26.11.2012
Ausbildungsvertrag/Ausbildungsvergütung

Der Ausbildungsvertrag steht als Download auf der Internetseite der Handwerkskammern zur Verfügung oder ist in Papierform auf der Geschäftsstelle der Zahntechniker-Innung Rhein-Main erhältlich.  
 

 www.hwk-rhein-main.de/adbimage/2453/asset-original//berufsausbildung-lehrvertrag-download-formular.pdf

 

Er wird vom Ausbildungsbetrieb in 3-facher Ausfertigung ausgefüllt, und muss vom Ausbilder, dem/der Auszubildenden und ggf. vom gesetzlichen Vertreter des/der Auszubildenden unterschrieben werden.

Der Ausbildungsvertrag ist umgehend nach Vertragsabschluss und vor Beginn der Ausbildung der zuständigen Innung zuzusenden. Diese leitet ihn ihrerseits nach Prüfung zur Eintragung in die Lehrlingsrolle an die zuständige Handwerkskammer weiter. Die Handwerkskammer behält eine Ausfertigung und sendet die beiden anderen Ausfertigungen (für den Ausbildungsbetrieb und für den/die Auszubildende(n)) beglaubigt zurück.

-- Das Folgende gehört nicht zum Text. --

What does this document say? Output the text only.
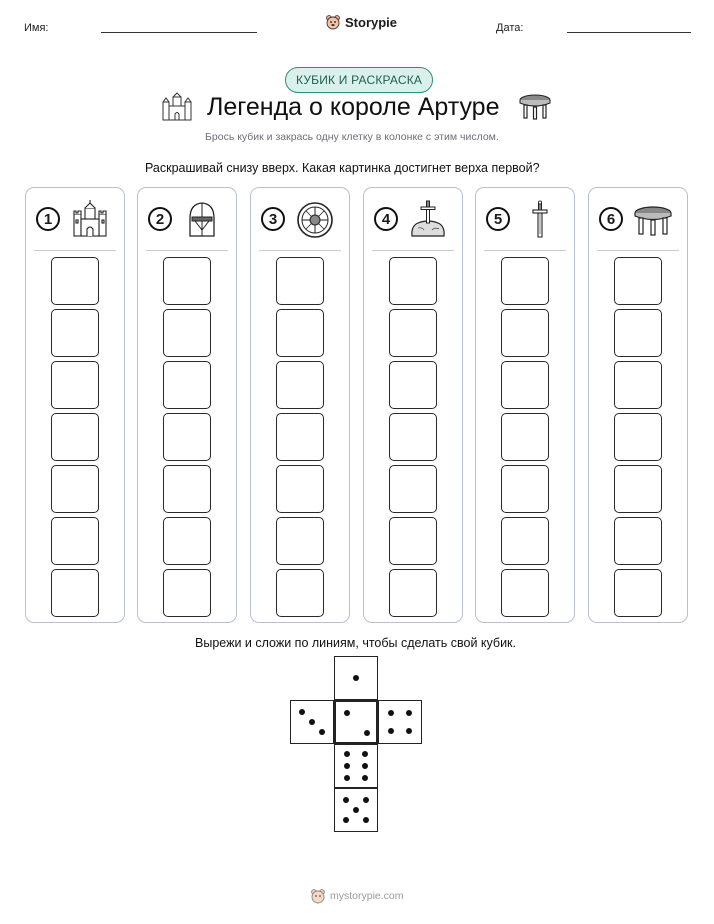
Имя:	Storypie	Дата:
КУБИК И РАСКРАСКА
Легенда о короле Артуре
Брось кубик и закрась одну клетку в колонке с этим числом.
Раскрашивай снизу вверх. Какая картинка достигнет верха первой?
1	2	3	4	5	6
Вырежи и сложи по линиям, чтобы сделать свой кубик.
mystorypie.com
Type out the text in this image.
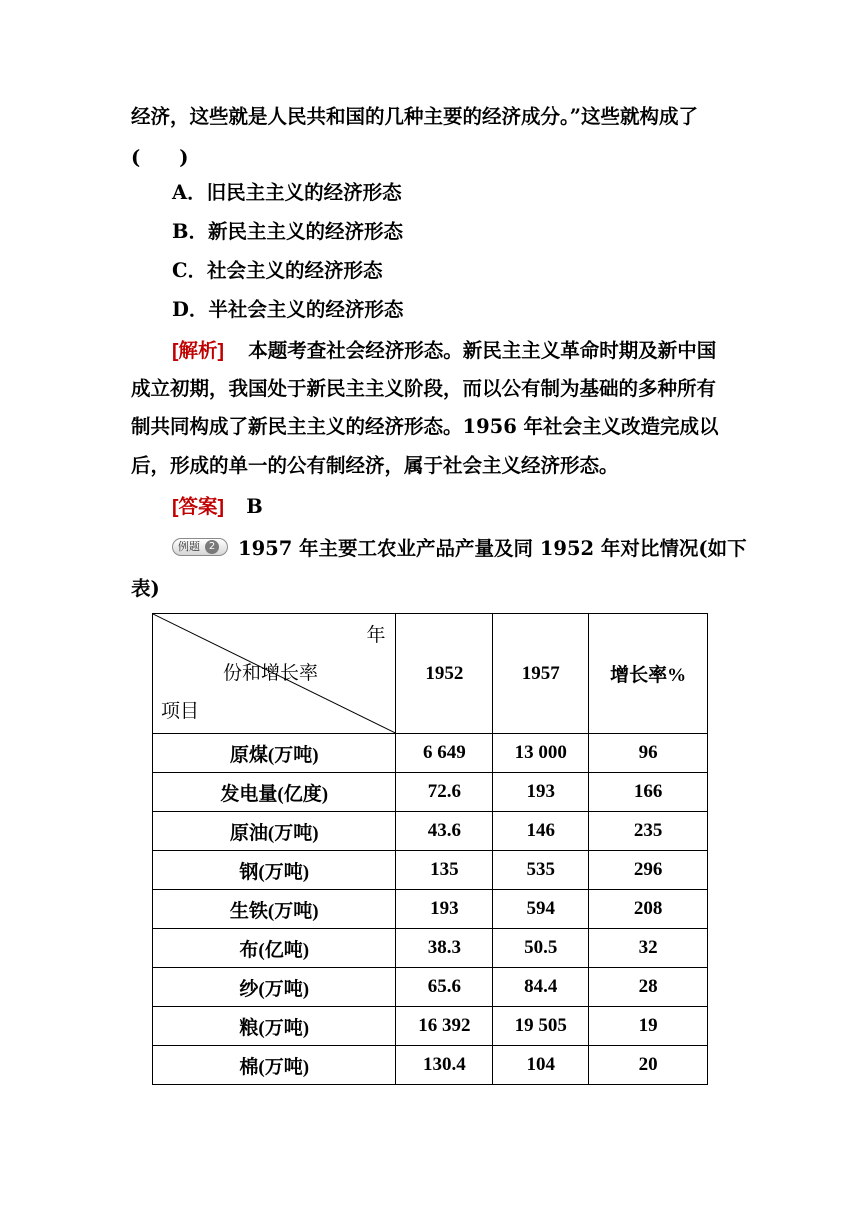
经济，这些就是人民共和国的几种主要的经济成分。”这些就构成了
(　　)
A．旧民主主义的经济形态
B．新民主主义的经济形态
C．社会主义的经济形态
D．半社会主义的经济形态
[解析] 本题考查社会经济形态。新民主主义革命时期及新中国
成立初期，我国处于新民主主义阶段，而以公有制为基础的多种所有
制共同构成了新民主主义的经济形态。1956 年社会主义改造完成以
后，形成的单一的公有制经济，属于社会主义经济形态。
[答案] B
例题 2 1957 年主要工农业产品产量及同 1952 年对比情况(如下
表)
年
份和增长率
项目	1952	1957	增长率%
原煤(万吨)	6 649	13 000	96
发电量(亿度)	72.6	193	166
原油(万吨)	43.6	146	235
钢(万吨)	135	535	296
生铁(万吨)	193	594	208
布(亿吨)	38.3	50.5	32
纱(万吨)	65.6	84.4	28
粮(万吨)	16 392	19 505	19
棉(万吨)	130.4	104	20
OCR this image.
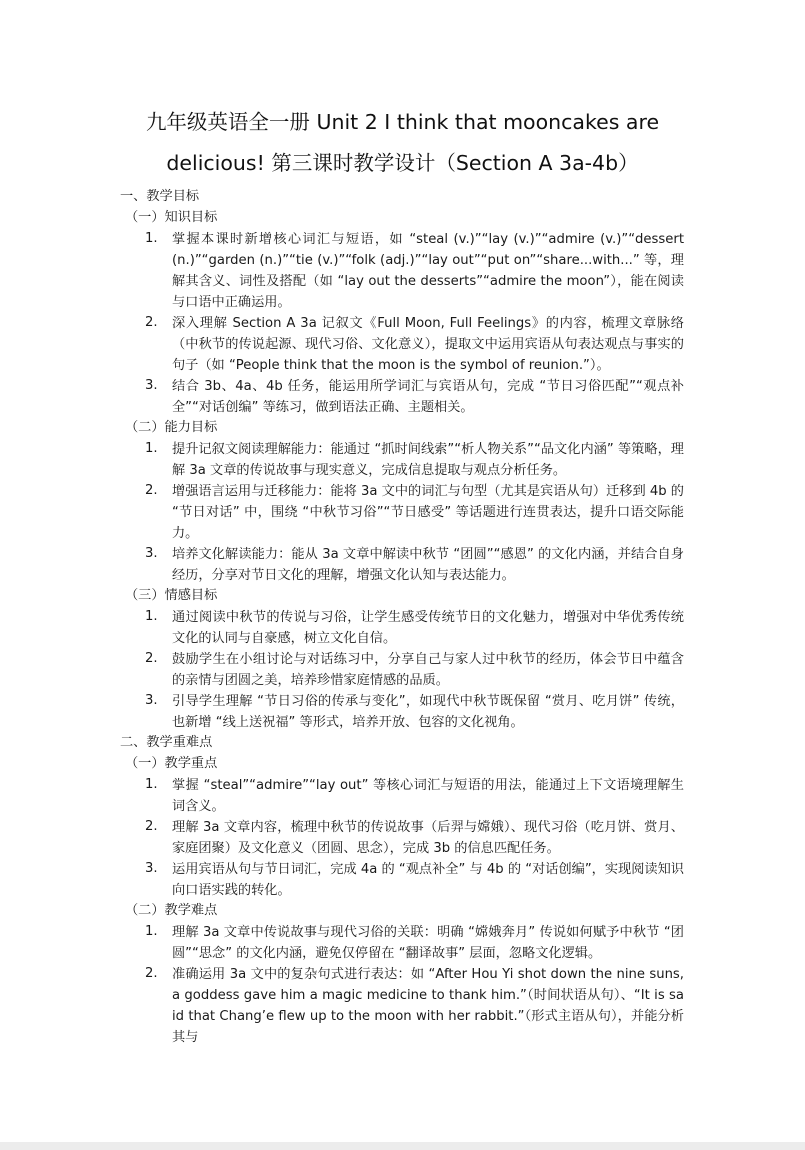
九年级英语全一册 Unit 2 I think that mooncakes are
delicious! 第三课时教学设计（Section A 3a-4b）
一、教学目标
（一）知识目标
1. 掌握本课时新增核心词汇与短语，如 “steal (v.)”“lay (v.)”“admire (v.)”“dessert (n.)”“garden (n.)”“tie (v.)”“folk (adj.)”“lay out”“put on”“share...with...” 等，理解其含义、词性及搭配（如 “lay out the desserts”“admire the moon”），能在阅读与口语中正确运用。
2. 深入理解 Section A 3a 记叙文《Full Moon, Full Feelings》的内容，梳理文章脉络（中秋节的传说起源、现代习俗、文化意义），提取文中运用宾语从句表达观点与事实的句子（如 “People think that the moon is the symbol of reunion.”）。
3. 结合 3b、4a、4b 任务，能运用所学词汇与宾语从句，完成 “节日习俗匹配”“观点补全”“对话创编” 等练习，做到语法正确、主题相关。
（二）能力目标
1. 提升记叙文阅读理解能力：能通过 “抓时间线索”“析人物关系”“品文化内涵” 等策略，理解 3a 文章的传说故事与现实意义，完成信息提取与观点分析任务。
2. 增强语言运用与迁移能力：能将 3a 文中的词汇与句型（尤其是宾语从句）迁移到 4b 的 “节日对话” 中，围绕 “中秋节习俗”“节日感受” 等话题进行连贯表达，提升口语交际能力。
3. 培养文化解读能力：能从 3a 文章中解读中秋节 “团圆”“感恩” 的文化内涵，并结合自身经历，分享对节日文化的理解，增强文化认知与表达能力。
（三）情感目标
1. 通过阅读中秋节的传说与习俗，让学生感受传统节日的文化魅力，增强对中华优秀传统文化的认同与自豪感，树立文化自信。
2. 鼓励学生在小组讨论与对话练习中，分享自己与家人过中秋节的经历，体会节日中蕴含的亲情与团圆之美，培养珍惜家庭情感的品质。
3. 引导学生理解 “节日习俗的传承与变化”，如现代中秋节既保留 “赏月、吃月饼” 传统，也新增 “线上送祝福” 等形式，培养开放、包容的文化视角。
二、教学重难点
（一）教学重点
1. 掌握 “steal”“admire”“lay out” 等核心词汇与短语的用法，能通过上下文语境理解生词含义。
2. 理解 3a 文章内容，梳理中秋节的传说故事（后羿与嫦娥）、现代习俗（吃月饼、赏月、家庭团聚）及文化意义（团圆、思念），完成 3b 的信息匹配任务。
3. 运用宾语从句与节日词汇，完成 4a 的 “观点补全” 与 4b 的 “对话创编”，实现阅读知识向口语实践的转化。
（二）教学难点
1. 理解 3a 文章中传说故事与现代习俗的关联：明确 “嫦娥奔月” 传说如何赋予中秋节 “团圆”“思念” 的文化内涵，避免仅停留在 “翻译故事” 层面，忽略文化逻辑。
2. 准确运用 3a 文中的复杂句式进行表达：如 “After Hou Yi shot down the nine suns, a goddess gave him a magic medicine to thank him.”（时间状语从句）、“It is said that Chang’e flew up to the moon with her rabbit.”（形式主语从句），并能分析其与
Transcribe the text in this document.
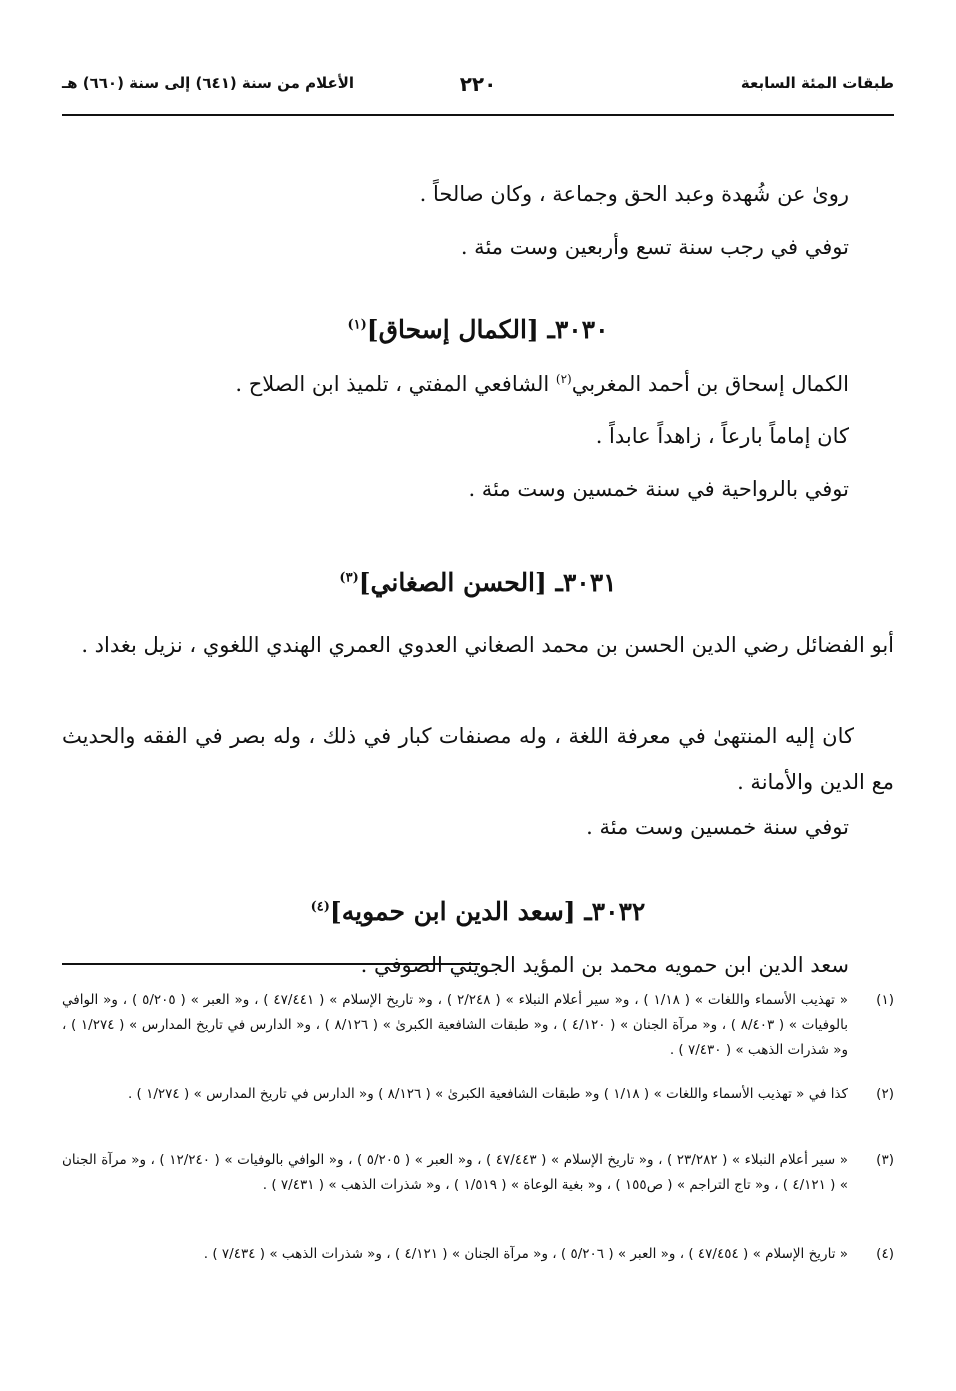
طبقات المئة السابعة
٢٢٠
الأعلام من سنة (٦٤١) إلى سنة (٦٦٠) هـ
روىٰ عن شُهدة وعبد الحق وجماعة ، وكان صالحاً .
توفي في رجب سنة تسع وأربعين وست مئة .
٣٠٣٠ـ [الكمال إسحاق]$^{(١)}$
الكمال إسحاق بن أحمد المغربي$^{(٢)}$ الشافعي المفتي ، تلميذ ابن الصلاح .
كان إماماً بارعاً ، زاهداً عابداً .
توفي بالرواحية في سنة خمسين وست مئة .
٣٠٣١ـ [الحسن الصغاني]$^{(٣)}$
أبو الفضائل رضي الدين الحسن بن محمد الصغاني العدوي العمري الهندي اللغوي ، نزيل بغداد .
كان إليه المنتهىٰ في معرفة اللغة ، وله مصنفات كبار في ذلك ، وله بصر في الفقه والحديث مع الدين والأمانة .
توفي سنة خمسين وست مئة .
٣٠٣٢ـ [سعد الدين ابن حمويه]$^{(٤)}$
سعد الدين ابن حمويه محمد بن المؤيد الجويني الصوفي .
(١)
« تهذيب الأسماء واللغات » ( ١/١٨ ) ، و« سير أعلام النبلاء » ( ٢/٢٤٨ ) ، و« تاريخ الإسلام » ( ٤٧/٤٤١ ) ، و« العبر » ( ٥/٢٠٥ ) ، و« الوافي بالوفيات » ( ٨/٤٠٣ ) ، و« مرآة الجنان » ( ٤/١٢٠ ) ، و« طبقات الشافعية الكبرىٰ » ( ٨/١٢٦ ) ، و« الدارس في تاريخ المدارس » ( ١/٢٧٤ ) ، و« شذرات الذهب » ( ٧/٤٣٠ ) .
(٢)
كذا في « تهذيب الأسماء واللغات » ( ١/١٨ ) و« طبقات الشافعية الكبرىٰ » ( ٨/١٢٦ ) و« الدارس في تاريخ المدارس » ( ١/٢٧٤ ) .
(٣)
« سير أعلام النبلاء » ( ٢٣/٢٨٢ ) ، و« تاريخ الإسلام » ( ٤٧/٤٤٣ ) ، و« العبر » ( ٥/٢٠٥ ) ، و« الوافي بالوفيات » ( ١٢/٢٤٠ ) ، و« مرآة الجنان » ( ٤/١٢١ ) ، و« تاج التراجم » ( ص١٥٥ ) ، و« بغية الوعاة » ( ١/٥١٩ ) ، و« شذرات الذهب » ( ٧/٤٣١ ) .
(٤)
« تاريخ الإسلام » ( ٤٧/٤٥٤ ) ، و« العبر » ( ٥/٢٠٦ ) ، و« مرآة الجنان » ( ٤/١٢١ ) ، و« شذرات الذهب » ( ٧/٤٣٤ ) .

Die Ausbildung zum Zahntechniker / zur Zahntechnikerin dauert 3 ½ Jahre.

Aufgrund bestimmter Schulabschlüsse oder beruflicher Vorkenntnisse kann die Lehrzeit verkürzt und damit die Gesellenprüfung vorzeitig abgelegt werden. Einer Verkürzung der Lehrzeit müssen der Ausbildungsbetrieb, die Zahntechniker-Innung und die Handwerkskammer zustimmen.

Die zu vereinbarende Probezeit muss mindestens einen Monat und darf höchstens vier Monate betragen.

Die Zahntechniker-Innung Rhein-Main hat ihren Mitgliedsbetrieben aktuell folgende Ausbildungsvergütungen empfohlen:

  1. Lehrjahr             525,-- € brutto

·         2. Lehrjahr             635,-- € brutto

·         3. Lehrjahr             715,-- € brutto

·         4. Lehrjahr             760,-- € brutto

Der Urlaubsanspruch des/der Auszubildenden richtet sich bei Jugendlichen nach den Vorgaben des Jugendarbeitsschutzgesetztes und beträgt deshalb:

Bei Auszubildenden    

vor Vollendung des 16. Lebensjahres         25 Arbeitstage  pro Kalenderjahr

vor Vollendung des 17. Lebensjahres         23 Arbeitstage  pro Kalenderjahr

vor Vollendung des 18. Lebensjahres         21 Arbeitstage  pro Kalenderjahr

über 18 Jahre                                                    20 Arbeitstage  pro Kalenderjahr

(Arbeitstage = montags – freitags)

Der Urlaubsanspruch zu Beginn (i.d.R. 01.08.) und zum Ende der Ausbildung (i.d.R. 31.01.) wird anteilig gewährt.

Eine Übernahme nach Beendigung der Ausbildung in ein reguläres Arbeitsverhältnis wird grundsätzlich angestrebt. Sie hängt ab von den Leistungen des/der Auszubildenden während der Ausbildungszeit, den Prüfungsergebnissen sowie der Auftragslage und der Personalsituation im Betrieb.